How might you use your own internal emotional struggles to strengthen your moral character without breaking your physical wellbeing? How can we develop a positive liberal faith for both the head and the heart?

Invite participants to recall a personal experience from their own lives in which they wrestled with emotional turmoil and used a distracting physical activity to try to get a handle on their feelings. The experience might be a minor mishap rather than a major emotional trauma. Ask participants to recall details of the experience: Did they eat, shop, drink, watch TV, exercise, surf the web, work on a project late into the night, see a movie, go to a party? Allow two minutes of silence to give participants time to find their story.

Invite participants to think of what, in retrospect, they might have done differently so that they could have gained strength and insight from their emotional distress by addressing the source of their discontents, rather than getting lost in physical distractions. Allow a minute of silence for reflection.

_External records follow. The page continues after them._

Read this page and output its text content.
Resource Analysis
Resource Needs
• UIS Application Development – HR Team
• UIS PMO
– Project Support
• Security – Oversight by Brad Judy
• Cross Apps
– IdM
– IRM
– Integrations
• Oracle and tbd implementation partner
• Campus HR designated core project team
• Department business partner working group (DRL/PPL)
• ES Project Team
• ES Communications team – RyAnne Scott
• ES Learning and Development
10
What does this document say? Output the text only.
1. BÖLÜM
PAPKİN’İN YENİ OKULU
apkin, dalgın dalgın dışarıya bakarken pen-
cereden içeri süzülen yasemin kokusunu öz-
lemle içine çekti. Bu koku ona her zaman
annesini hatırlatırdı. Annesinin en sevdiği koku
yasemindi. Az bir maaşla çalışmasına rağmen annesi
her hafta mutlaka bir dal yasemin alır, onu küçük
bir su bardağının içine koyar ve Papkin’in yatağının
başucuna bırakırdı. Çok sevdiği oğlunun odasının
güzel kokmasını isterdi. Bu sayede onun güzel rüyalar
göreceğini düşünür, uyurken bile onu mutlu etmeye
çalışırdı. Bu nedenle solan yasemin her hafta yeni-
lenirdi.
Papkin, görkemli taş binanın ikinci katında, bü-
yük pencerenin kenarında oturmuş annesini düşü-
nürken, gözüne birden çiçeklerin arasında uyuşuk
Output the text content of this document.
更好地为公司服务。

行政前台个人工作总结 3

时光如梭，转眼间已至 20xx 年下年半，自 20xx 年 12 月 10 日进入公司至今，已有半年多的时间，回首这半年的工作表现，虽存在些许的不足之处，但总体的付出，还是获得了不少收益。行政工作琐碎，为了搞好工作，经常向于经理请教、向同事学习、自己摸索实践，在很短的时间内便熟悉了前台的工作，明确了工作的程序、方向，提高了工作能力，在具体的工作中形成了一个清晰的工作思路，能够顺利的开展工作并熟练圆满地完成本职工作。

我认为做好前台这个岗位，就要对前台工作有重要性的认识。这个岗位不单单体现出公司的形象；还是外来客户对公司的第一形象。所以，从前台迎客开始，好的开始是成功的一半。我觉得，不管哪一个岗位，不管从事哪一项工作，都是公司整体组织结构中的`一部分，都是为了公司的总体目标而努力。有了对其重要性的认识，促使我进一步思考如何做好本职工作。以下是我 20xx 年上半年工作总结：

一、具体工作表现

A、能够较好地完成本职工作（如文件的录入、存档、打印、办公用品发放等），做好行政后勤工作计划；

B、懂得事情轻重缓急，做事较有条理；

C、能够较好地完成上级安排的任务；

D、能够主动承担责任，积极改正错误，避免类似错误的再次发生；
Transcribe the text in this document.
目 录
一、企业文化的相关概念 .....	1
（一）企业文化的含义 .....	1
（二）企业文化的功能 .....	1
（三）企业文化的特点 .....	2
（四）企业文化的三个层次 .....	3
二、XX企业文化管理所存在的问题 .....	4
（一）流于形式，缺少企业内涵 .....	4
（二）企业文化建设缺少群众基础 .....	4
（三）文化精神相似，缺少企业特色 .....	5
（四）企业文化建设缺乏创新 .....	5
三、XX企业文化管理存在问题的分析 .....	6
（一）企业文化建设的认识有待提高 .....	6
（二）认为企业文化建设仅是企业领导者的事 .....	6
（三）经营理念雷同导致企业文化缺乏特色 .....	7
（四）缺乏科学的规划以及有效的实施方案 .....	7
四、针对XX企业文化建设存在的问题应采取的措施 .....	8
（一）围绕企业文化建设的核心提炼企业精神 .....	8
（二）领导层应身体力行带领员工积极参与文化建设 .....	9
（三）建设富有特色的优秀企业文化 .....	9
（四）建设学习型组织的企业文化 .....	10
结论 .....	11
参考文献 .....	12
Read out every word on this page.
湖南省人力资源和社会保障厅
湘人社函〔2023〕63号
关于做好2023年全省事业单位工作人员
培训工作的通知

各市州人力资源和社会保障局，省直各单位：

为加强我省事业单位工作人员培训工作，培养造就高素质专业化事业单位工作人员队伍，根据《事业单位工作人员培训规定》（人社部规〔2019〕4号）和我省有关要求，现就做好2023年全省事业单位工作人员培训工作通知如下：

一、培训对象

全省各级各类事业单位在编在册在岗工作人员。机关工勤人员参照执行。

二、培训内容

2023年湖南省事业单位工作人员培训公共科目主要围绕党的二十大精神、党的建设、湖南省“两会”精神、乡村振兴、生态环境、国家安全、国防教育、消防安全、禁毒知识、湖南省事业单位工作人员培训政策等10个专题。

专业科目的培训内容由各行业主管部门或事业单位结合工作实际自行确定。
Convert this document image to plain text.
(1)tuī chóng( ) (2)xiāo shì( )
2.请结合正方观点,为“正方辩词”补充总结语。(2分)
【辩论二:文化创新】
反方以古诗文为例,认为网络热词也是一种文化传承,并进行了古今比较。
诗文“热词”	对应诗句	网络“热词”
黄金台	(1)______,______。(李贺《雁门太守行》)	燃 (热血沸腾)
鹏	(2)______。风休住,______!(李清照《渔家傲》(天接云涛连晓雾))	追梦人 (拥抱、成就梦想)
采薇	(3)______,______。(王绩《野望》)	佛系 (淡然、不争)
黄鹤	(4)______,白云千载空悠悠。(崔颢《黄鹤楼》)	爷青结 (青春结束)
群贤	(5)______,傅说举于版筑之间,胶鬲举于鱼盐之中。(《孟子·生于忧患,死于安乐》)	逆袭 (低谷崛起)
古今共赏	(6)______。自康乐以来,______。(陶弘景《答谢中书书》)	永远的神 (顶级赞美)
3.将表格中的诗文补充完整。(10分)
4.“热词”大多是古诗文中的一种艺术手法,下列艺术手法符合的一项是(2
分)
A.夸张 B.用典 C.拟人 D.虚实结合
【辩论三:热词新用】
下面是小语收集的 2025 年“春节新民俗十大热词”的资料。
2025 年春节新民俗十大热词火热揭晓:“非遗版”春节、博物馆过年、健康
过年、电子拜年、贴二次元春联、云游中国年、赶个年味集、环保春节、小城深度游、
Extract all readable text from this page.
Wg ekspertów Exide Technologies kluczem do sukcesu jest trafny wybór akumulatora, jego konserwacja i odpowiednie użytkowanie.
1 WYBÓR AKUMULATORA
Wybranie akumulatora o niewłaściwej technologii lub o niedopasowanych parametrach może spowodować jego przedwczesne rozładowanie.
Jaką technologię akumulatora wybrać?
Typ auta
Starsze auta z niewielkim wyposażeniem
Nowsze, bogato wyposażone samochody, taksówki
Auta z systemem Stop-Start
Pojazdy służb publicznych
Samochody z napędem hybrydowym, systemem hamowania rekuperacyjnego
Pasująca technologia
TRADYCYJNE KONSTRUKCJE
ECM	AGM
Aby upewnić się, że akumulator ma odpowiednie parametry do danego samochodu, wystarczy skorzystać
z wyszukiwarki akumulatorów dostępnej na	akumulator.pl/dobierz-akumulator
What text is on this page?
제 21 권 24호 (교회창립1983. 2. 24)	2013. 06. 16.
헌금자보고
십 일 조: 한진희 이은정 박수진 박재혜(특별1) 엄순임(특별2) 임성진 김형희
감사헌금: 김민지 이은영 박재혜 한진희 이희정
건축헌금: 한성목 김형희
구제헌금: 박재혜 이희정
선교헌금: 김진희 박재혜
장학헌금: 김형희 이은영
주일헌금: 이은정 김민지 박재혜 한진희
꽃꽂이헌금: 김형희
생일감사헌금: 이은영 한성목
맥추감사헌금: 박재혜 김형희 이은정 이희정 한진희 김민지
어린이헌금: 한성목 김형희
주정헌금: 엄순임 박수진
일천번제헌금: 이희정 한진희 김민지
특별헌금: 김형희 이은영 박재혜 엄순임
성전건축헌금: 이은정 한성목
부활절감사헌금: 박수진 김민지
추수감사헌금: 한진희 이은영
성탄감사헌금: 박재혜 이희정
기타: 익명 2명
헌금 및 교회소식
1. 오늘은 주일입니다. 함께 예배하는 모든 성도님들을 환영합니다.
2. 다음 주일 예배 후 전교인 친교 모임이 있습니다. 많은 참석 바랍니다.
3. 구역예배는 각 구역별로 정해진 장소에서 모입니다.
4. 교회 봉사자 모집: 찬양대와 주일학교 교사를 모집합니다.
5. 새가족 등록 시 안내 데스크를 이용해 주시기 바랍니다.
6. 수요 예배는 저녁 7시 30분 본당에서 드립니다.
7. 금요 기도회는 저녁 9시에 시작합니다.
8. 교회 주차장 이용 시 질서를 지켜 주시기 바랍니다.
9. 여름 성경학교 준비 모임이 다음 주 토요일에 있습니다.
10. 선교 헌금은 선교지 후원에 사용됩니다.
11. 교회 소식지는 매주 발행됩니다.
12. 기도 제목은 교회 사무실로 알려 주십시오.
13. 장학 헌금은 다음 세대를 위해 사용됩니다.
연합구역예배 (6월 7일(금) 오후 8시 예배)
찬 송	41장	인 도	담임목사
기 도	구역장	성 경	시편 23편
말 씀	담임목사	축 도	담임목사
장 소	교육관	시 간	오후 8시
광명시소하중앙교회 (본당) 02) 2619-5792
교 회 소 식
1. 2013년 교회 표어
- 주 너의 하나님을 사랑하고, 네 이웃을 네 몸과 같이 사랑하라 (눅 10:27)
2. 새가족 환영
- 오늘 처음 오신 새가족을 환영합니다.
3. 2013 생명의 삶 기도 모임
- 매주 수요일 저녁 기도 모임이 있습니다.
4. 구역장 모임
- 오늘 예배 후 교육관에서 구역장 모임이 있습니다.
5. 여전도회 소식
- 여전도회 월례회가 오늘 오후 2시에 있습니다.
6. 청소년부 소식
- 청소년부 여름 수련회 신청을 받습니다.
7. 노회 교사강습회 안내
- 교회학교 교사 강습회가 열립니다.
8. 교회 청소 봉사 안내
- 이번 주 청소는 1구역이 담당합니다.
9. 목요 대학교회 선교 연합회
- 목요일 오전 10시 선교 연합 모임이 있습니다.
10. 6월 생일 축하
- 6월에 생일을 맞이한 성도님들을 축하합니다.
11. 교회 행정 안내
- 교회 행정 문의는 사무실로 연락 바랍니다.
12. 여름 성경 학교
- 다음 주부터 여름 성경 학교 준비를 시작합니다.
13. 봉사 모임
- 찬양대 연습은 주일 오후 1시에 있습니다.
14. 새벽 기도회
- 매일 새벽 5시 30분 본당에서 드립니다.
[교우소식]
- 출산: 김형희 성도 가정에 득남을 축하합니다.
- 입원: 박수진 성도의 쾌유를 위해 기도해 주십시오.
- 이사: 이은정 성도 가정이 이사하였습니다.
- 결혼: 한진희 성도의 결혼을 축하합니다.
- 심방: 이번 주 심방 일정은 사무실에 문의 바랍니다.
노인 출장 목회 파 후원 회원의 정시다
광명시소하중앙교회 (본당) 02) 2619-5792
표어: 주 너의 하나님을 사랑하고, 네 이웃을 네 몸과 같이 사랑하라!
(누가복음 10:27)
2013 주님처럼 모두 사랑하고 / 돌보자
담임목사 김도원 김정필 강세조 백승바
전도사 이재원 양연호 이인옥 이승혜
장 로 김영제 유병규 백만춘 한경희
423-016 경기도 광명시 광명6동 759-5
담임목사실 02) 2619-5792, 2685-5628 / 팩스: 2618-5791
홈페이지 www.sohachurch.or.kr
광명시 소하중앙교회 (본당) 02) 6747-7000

Invite participants to form three-person breakout groups and share their insights of what they, in retrospect, could have done differently. Explain that each person will have two minutes to speak without interruption, followed by five minutes for small group conversation about insights they have gained from the three stories. Explain that you will tell them when to change speakers and when to move into conversation.

Watch the time and give signals when needed. After 11 minutes, invite participants back into the larger group. Invite them to share any further thoughts about what they learned about analyzing a personal emotional struggle in order to discern an insight.